Ora, se isto é verdade então forçosamente, por coerência e honestidade mental, terão que admitir que o batismo de afusão, o purgatório, os jejuns cerimoniais, fórmulas, orações pelos mortos e outros disparates eram "costumes" da igreja e, como tais, devem ser aceitos e praticados em nossos dias – embora tais costumes contrariem os claros ensinos dos livros canônicos!!! Se eram exatas as informações que davam de um fato, por que o seriam menos em relação a outros fatos? 
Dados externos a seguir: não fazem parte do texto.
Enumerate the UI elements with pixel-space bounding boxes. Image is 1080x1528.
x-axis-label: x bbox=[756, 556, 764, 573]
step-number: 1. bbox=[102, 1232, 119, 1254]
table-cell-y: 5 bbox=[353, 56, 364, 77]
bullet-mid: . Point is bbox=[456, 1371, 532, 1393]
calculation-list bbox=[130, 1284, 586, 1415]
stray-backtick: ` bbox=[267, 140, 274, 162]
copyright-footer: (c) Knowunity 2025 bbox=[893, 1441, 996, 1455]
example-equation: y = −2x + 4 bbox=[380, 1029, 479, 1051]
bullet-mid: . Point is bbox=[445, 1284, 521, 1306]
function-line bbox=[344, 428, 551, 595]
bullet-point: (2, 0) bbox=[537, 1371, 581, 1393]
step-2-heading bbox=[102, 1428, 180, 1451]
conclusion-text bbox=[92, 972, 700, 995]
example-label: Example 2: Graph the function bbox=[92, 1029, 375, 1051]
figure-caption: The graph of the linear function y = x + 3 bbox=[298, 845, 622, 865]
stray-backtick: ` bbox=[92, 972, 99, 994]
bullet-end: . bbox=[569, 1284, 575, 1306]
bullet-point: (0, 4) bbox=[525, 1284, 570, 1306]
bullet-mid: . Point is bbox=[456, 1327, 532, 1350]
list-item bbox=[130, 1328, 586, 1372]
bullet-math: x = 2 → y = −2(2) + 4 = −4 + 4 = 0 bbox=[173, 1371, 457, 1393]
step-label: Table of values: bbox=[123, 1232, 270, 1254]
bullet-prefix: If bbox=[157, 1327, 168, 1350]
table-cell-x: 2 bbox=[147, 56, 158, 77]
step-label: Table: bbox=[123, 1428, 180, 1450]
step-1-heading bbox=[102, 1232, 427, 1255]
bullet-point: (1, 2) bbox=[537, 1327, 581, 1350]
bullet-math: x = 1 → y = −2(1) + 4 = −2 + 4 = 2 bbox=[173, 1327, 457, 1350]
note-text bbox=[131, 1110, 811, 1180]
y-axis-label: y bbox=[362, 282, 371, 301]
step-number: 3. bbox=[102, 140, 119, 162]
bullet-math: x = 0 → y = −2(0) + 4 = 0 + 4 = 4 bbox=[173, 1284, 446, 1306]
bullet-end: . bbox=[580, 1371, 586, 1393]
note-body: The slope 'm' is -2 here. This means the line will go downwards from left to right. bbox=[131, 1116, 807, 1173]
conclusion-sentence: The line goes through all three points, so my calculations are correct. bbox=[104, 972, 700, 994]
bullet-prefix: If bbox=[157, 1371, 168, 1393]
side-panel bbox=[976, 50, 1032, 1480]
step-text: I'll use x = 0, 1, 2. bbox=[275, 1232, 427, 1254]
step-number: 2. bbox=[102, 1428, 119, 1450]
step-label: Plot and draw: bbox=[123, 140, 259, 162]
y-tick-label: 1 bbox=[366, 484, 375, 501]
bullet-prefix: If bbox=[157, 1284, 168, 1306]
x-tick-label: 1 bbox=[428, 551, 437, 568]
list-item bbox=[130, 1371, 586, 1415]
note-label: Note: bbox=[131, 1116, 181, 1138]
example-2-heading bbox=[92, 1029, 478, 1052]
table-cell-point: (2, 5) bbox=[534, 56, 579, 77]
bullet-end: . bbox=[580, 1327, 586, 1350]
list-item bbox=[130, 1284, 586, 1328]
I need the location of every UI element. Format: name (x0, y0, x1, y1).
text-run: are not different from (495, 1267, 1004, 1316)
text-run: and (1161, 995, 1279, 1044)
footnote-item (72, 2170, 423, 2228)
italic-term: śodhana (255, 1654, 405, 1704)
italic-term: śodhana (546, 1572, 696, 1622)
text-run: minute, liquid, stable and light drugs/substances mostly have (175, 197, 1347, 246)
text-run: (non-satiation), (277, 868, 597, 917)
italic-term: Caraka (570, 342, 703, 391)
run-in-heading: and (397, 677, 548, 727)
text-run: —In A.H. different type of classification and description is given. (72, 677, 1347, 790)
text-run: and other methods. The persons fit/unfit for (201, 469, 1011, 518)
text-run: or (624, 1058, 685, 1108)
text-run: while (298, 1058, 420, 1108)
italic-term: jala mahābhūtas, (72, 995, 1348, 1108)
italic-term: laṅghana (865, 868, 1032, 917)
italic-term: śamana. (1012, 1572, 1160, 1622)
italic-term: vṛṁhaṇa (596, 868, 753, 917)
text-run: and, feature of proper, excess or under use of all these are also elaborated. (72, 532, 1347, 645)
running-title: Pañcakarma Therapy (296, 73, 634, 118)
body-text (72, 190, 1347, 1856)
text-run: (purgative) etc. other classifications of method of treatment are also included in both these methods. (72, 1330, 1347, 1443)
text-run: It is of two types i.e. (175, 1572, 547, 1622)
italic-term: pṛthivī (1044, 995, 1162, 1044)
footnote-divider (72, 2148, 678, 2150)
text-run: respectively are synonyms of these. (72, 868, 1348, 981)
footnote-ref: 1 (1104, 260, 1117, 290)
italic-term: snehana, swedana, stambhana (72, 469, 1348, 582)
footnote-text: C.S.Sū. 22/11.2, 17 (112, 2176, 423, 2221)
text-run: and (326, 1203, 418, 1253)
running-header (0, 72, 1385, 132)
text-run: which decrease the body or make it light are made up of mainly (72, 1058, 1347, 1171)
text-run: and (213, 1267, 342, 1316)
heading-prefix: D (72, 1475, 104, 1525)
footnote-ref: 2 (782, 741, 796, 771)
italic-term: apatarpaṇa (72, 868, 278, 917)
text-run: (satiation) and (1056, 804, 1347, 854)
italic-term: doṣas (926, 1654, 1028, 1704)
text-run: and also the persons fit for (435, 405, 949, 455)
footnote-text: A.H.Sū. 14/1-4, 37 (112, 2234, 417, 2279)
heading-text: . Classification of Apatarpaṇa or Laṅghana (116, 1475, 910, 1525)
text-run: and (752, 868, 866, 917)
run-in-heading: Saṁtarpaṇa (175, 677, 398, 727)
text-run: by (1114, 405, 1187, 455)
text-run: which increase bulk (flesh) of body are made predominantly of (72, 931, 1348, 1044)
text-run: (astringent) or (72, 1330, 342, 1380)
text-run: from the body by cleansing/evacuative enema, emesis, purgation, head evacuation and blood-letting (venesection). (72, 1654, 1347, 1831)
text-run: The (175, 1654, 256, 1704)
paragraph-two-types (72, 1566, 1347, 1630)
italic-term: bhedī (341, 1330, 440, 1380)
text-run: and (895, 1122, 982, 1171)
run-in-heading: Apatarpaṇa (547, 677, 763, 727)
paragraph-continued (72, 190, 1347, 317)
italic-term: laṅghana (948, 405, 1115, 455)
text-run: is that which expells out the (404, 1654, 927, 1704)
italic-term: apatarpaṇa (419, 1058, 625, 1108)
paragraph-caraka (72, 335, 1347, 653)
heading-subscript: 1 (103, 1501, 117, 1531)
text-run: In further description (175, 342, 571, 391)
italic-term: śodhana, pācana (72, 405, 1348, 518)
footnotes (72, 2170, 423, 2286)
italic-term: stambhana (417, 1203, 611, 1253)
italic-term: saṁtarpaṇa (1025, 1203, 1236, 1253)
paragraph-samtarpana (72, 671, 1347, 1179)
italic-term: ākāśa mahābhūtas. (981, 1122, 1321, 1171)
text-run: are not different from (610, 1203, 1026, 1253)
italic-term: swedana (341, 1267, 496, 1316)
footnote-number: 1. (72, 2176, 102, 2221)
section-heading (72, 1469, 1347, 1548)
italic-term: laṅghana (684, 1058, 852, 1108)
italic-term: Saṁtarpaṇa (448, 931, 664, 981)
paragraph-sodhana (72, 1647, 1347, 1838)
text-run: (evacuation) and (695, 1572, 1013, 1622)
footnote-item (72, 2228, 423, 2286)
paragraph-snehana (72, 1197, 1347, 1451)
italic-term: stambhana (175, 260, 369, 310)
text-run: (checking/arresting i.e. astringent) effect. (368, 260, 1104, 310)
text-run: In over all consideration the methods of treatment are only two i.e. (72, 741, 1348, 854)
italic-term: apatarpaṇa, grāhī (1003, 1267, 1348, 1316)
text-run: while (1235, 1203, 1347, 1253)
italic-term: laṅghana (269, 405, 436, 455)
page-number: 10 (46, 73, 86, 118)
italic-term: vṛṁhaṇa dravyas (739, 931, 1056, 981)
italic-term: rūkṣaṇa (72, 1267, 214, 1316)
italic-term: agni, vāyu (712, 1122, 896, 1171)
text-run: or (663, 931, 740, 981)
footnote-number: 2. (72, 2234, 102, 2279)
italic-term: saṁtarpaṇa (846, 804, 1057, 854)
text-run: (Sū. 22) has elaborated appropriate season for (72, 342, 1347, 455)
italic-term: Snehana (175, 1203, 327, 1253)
Analisemos outras cisternas rotas onde se abebera o autor de O Sabatismo à Luz da Palavra de Deus para basear uma "prova" em favor da guarda do domingo, já que não a encontrou nas páginas inspiradas da Bíblia. 


Uma citação de Bardesanes


Sem indicar a fonte direta, diz o autor: "Bardesanes, de Edessa, A. D. 180, declara: 'Num dia, o primeiro da semana nós nos reunimos'." Não sabemos de quem é o grifo, nem de que livro extraiu a cita, porque quase todas as obras de Bardesanes se perderam, excetuando-se fragmentas de seus Hinos à Alma inseridos num apócrifo Atos de S. Tomé, e Sobre a Fatalidade, conservados por Eusébio. 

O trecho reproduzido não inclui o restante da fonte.